Partial tracking is the process of detecting single sinusoidal components in a signal and obtaining their individual amplitude, frequency and phase trajectories. For monophonic signals, this is a straight-forward procedure:
- 1: STFT
- 2: Fundamental Frequency Estimation
- 3: Peak Detection
- 4: Peak Continuation
The following plots show the amplitude, frequency and phase trajectories for a violin sound.
Partial Amplitude Trajectories¶
Partial Frequency Trajectories¶
Partial Phase Trajectories¶
Partial Peak Estimation¶
For every analysis frame $X_n$ we first estimate the fundamental frequency $f_0$. It makes senste to zero-pad the frames before FFT and peak picking to allow for a more accurate peak detection of the partials.
Afterwards, we can get the amplitude $a_i$ based on $f_0$ and the fundamental frequency:
$$ a_i = \left| H \left[ i \frac{f_s}{\mathrm{Lag}_{max}} \right] \right| $$
We need to define a search area around the calculated position of each peak to compensate for errors in the $f_0$ estimation and signal deviations.
In a strictly harmonic model, we do not have to estimate the partial frequencies. We can still achieve decent synthesis results with this restriction.
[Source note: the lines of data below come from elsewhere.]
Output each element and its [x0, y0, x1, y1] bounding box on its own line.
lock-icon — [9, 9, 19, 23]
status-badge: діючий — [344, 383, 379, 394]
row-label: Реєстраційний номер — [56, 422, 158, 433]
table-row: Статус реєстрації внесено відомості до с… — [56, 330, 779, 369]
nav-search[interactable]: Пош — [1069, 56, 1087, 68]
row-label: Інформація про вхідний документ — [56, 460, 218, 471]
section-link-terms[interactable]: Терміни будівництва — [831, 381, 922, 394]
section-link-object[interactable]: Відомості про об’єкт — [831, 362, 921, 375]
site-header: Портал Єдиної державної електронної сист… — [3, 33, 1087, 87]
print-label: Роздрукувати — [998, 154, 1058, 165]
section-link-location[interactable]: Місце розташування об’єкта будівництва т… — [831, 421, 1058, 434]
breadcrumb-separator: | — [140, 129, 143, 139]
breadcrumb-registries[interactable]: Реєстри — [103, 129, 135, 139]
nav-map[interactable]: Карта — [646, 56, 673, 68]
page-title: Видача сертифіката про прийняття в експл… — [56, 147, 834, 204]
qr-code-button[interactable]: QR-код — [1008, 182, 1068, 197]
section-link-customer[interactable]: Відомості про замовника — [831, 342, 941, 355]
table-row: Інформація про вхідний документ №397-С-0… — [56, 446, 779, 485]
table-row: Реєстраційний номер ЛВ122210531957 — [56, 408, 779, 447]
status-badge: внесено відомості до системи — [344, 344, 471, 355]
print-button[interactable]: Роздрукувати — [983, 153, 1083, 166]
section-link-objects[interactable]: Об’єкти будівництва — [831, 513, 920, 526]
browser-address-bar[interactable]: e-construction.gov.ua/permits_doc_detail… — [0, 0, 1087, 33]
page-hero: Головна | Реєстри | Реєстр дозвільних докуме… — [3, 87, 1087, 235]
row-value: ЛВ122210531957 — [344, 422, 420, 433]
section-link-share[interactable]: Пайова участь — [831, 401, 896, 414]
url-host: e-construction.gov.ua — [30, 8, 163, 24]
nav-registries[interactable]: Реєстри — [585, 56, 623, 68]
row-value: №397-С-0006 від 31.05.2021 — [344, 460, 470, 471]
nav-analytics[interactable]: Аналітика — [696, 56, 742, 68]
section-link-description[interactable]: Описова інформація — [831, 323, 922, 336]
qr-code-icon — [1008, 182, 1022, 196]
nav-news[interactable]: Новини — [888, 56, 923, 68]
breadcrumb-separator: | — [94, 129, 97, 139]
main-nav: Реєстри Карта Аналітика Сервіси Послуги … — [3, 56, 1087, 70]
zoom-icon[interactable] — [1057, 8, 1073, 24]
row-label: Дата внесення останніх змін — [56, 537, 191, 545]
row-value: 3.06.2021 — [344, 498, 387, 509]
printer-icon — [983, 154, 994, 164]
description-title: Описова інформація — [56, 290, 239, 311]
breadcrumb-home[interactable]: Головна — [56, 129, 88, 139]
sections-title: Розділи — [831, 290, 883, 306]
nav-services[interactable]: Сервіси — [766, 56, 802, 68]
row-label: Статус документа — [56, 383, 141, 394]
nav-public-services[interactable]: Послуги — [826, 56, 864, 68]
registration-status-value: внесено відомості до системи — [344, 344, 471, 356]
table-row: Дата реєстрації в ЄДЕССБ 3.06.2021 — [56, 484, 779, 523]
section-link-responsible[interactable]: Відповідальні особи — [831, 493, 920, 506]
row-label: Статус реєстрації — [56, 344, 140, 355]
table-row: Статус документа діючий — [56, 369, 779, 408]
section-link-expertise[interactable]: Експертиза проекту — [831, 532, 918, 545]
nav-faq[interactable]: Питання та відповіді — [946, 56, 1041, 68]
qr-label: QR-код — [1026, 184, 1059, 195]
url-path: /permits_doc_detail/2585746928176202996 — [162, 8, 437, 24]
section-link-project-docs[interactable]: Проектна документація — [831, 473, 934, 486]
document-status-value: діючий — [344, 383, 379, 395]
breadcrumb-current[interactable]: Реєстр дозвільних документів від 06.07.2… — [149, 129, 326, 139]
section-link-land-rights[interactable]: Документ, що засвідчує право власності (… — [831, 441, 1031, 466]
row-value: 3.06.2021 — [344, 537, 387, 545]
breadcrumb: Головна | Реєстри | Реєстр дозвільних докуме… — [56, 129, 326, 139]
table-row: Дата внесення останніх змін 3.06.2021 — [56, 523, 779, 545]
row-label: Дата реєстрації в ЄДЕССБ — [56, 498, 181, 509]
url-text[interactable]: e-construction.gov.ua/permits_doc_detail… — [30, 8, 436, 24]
The phase of a partial cannot simply be read from the peak in most cases. It can best be estimated by minimizing the error between the original signal and partials with the estimated amplitude and frequency at phases between $\pi$ and $\pi$.
Quadratic Interpolation¶
The detection of local maxima in a spectrum is limited to the DFT support points without further processing. Even with zero-padding, further steps can improve the pitch estimation. The following example shows this for a 25 Hz sinusoid at a sampling rate of 100 Hz.
Quadratic or parabolic interpolation can be used to estimate the true peak of the sinusoid. using the detected maximum $a$ and its upper and lower neighbor bin.
$$ p = 0.5 (\alpha-\gamma)/(\alpha-2\beta+\gamma) $$
$$ a^* = \beta-1/4(\alpha-\gamma) $$